We have high hopes. We trust. We intend to succeed. We take risks. We invest in an uncertain future and brave the odds and fake it 'til we make it. We are driven by our want, by our idea, our concept, our ego's need to have its ends met. And in our very fancifulness we do indeed achieve yet more. Past success teaches us as much. But to what extent are we identified by that which we do, versus that which we are? And must 'versus' be the operative word, or can it be changed to a sense of 'conjoined' in the doing and the being? I am what I am?

As I write on this 17th of November I am at the Victoria airport, awaiting the flight. Snow is in the forecast and it's already snowing in Calgary. And within the roughly 1300 kilometres between here and there is a winter-bound road awaiting our return. My friend will pick me up at the airport later this afternoon and by 6:00 p.m. we shall have loaded my paintings in his vehicle and head back over the Rocky Mountains on the long road to Victoria. Somewhere tonight we'll get a motel. Sometime tomorrow we'll arrive back at the seaside. The flight booking for the whole journey was made several weeks ago. Once committed, we never did discuss whether or not we should let things depend on the weather.
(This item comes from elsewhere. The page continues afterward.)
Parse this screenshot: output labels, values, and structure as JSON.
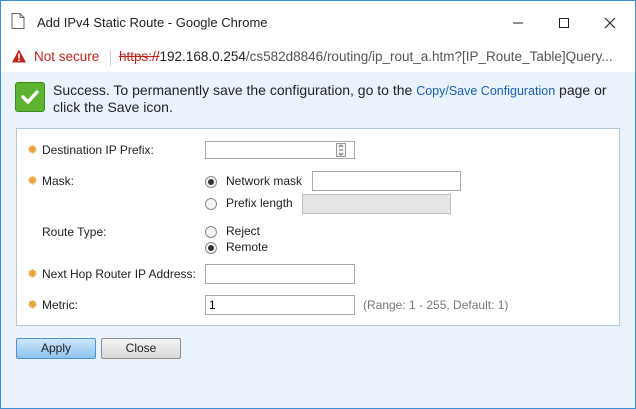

Without the collection happening now the paintings will stay unseen until the spring, in April or maybe even March. Risking the winter drive would not make it worth it. But the difference between then and now is that the weather was not supposed to close in quite so quickly, nor so severely. Still, we persevere. Even my plane is now 20 minutes late. As I look out through the huge glass panes of the terminal the sky is black, foreboding, but all around me, life goes on. We humans want what we want. Some of us perhaps are ineluctably bound to schedules and expectations, but in the end we make a choice to stay with the commitment or to play it safe.

At issue is the reason I am convinced that fetching my canvases is worth it. It has to do with showmanship. It has to do with impressing others. It has to do with providing others with a product so that they may choose to buy the original, purchase a giclee copy, or commission me to do another work. It has to do with my being identified for what I do, can do, might do, like to do, and want to do. Yes, it is all because of my want.

We are creatures of want. In the smallest of things we manifest our wants. Eventually some of them become needs. Yet at which point can one let go and just be? Does it really matter if I never paint another painting? Does it really matter that another knows that I am an artist, once proven, and yet again to be? Does our fancy really matter, for a thee, or for a me?